Por Patricia Vargas Quiroz
pvargas@uhora.com.py
Funcionarios del Ministerio de Defensa, luego de varios meses de trabajo, encontraron en el sótano de esa institución algunos documentos que tienen directa relación con los denominados Archivos del Terror. Son informes policiales que eran remitidos a los militares sobre las actividades de personas que el gobierno de Alfredo Stroessner consideraba "peligrosas".
Así también, se descubrió planes sobre la posible creación del Grupo de Operaciones G2 (Inteligencia Militar) que pudiera trabajar directamente con la CIA (Agencia Central de Inteligencia, por sus siglas en inglés).
La investigación se inició ante las informaciones brindadas, en el 2008, por los periodistas de ÚH Luis Bareiro y Roberto Sosa al ministro de Defensa, Luis Bareiro Spaini, sobre la posible existencia, entre los antiguos documentos militares del ministerio, de documentos que tenían directa relación con los Archivos del Terror.
Ante esta situación, el secretario de Estado contrató a más de 10 personas para que se encarguen de buscar las específicas carpetas, y a la vez realizar el recuperación y clasificación del resto de los archivos.
Entre los cientos de documentos finalmente fueron encontradas dichas carpetas que no pasan de tres, pero con nutridas hojas.
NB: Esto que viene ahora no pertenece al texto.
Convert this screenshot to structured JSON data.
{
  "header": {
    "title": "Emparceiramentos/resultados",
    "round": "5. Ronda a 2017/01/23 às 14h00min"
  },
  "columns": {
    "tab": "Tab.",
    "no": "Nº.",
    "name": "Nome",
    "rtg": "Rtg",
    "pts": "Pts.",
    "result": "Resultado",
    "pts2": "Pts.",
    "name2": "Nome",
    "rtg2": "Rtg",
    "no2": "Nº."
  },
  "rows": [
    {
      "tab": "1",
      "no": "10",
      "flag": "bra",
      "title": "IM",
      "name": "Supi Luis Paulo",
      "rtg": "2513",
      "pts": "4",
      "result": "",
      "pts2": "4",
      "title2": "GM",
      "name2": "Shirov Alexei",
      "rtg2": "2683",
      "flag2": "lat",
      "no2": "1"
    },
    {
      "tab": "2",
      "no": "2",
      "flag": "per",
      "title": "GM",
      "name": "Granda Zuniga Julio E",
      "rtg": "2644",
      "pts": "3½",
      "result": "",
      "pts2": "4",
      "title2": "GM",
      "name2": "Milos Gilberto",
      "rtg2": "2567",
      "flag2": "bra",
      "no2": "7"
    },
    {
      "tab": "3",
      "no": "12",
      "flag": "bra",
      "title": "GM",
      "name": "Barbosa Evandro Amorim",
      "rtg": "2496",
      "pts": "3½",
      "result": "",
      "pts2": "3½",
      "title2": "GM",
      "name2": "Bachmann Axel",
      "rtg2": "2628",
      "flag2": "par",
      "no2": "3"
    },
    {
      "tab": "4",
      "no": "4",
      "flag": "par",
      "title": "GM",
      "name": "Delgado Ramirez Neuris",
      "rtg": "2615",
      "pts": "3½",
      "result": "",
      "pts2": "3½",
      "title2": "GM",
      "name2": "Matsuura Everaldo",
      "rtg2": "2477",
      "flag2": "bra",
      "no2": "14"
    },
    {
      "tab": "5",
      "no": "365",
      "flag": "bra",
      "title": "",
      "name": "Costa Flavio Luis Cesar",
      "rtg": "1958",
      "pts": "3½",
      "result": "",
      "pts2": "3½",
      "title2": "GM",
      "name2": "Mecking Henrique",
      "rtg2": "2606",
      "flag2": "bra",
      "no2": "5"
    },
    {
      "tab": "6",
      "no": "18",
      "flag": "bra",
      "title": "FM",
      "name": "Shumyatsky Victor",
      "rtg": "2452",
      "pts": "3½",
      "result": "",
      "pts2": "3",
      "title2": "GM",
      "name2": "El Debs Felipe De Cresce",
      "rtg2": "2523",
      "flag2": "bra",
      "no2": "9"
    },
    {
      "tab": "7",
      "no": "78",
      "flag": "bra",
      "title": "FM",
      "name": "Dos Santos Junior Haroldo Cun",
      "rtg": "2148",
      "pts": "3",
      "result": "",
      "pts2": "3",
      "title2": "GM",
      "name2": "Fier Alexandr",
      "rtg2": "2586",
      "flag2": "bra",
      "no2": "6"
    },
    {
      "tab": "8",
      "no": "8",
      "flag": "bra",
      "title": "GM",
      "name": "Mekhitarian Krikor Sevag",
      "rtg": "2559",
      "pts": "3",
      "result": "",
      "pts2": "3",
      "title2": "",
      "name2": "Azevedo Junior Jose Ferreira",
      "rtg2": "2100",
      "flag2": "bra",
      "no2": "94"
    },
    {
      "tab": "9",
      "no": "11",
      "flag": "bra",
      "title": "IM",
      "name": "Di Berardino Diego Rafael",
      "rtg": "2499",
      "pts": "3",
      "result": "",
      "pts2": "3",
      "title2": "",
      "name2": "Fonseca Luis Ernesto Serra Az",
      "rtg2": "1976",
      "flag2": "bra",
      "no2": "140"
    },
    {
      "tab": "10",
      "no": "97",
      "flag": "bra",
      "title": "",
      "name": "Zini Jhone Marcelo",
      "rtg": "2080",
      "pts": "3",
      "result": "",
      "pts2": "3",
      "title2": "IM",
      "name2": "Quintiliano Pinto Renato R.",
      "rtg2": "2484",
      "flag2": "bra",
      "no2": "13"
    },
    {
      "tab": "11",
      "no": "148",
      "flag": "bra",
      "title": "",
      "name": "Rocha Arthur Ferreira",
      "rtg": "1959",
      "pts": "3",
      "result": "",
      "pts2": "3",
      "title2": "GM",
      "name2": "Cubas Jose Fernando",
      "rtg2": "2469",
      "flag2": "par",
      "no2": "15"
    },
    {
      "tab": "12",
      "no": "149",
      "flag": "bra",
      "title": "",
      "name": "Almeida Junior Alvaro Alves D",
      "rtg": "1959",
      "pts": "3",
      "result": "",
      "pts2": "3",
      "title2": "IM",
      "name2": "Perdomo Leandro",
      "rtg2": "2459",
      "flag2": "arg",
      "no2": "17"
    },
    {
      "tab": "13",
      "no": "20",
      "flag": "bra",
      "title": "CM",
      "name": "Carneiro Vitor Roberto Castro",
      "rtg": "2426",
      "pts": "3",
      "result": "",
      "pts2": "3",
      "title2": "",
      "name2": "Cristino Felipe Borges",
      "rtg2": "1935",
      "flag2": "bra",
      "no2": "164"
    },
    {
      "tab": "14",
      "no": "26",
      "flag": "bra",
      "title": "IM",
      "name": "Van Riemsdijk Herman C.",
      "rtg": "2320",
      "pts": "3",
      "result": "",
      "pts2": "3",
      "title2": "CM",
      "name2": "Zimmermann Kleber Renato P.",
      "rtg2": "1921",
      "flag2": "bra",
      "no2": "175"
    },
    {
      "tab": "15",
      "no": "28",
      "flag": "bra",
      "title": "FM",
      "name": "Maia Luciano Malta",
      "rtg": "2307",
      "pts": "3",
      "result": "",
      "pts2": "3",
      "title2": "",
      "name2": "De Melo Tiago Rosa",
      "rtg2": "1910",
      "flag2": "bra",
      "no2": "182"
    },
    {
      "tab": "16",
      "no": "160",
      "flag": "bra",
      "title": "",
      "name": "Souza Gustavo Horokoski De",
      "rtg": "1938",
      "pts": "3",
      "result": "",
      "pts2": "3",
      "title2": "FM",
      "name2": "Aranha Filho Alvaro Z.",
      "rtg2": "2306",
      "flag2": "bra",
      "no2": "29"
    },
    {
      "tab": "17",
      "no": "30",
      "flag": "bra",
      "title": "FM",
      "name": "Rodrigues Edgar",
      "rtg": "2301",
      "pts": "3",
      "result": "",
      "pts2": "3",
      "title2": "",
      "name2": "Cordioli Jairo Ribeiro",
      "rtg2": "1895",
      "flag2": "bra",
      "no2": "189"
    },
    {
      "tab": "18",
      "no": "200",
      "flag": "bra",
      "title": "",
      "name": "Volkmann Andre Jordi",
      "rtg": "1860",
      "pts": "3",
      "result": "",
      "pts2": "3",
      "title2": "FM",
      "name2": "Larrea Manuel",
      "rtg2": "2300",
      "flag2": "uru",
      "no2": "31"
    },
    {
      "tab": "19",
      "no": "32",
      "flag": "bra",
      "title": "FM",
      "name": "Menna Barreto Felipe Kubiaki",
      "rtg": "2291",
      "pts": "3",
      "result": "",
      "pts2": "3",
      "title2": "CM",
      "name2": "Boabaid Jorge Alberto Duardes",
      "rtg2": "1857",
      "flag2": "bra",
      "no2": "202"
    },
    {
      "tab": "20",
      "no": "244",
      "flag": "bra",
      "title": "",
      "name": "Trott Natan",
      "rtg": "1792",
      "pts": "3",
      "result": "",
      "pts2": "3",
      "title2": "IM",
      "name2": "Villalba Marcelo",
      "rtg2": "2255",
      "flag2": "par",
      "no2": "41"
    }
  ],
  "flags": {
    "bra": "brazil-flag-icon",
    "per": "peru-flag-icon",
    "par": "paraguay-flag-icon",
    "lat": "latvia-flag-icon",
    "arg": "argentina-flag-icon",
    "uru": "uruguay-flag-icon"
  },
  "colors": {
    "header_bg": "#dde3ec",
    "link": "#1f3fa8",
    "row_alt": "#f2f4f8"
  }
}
Solo lo referente al G2 y certificados policiales que informaban sobre movimientos de los ciudadanos considerados enemigos de la dictadura.
GUERRA DEL CHACO. Las carpetas que se encuentran en gran cantidad, casi en su totalidad, se refieren a valiosos documentos originales que tienen que ver con la Guerra del Chaco, o textos que datan de 1895, 1901, etcétera.
También se verificó certificados de la compra de armamentos para la Guerra Grande (1870).
Los funcionarios de Defensa indicaron que hasta ahora no se encontraron pruebas que tengan que ver con la desaparición y aprehensión de personas.
En cajas llenas de telaraña se pudieron observar las listas de la mayoría de los prisioneros de la Guerra del Chaco.
CONVENIO. Cuando se iniciaron las investigaciones se realizó el convenio con la Fundación Celestina Almada, que dirige Martín Almada, y alumnos de Historia para seguir con los trabajos que por falta de presupuesto quedaron va-rados.
"Este es un hecho inédito porque es la primera vez que las Fuerzas Armadas abren sus archivos", valoró el activista de los DDHH Martín Almada, quien ahora trabaja con los funcionarios de Defensa.
Igualmente, solicitó la intervención del Ministerio Público en el lugar para este relevamiento de datos.
Indicó que los archivos encontrados pueden servir para que muchas personas que sufrieron violación de sus derechos puedan cobrar indemnización.
La restauración de los archivos se da en el marco de la cooperación entre Defensa, Hacienda, Programa de la ONU y Fundación Celestina Almada.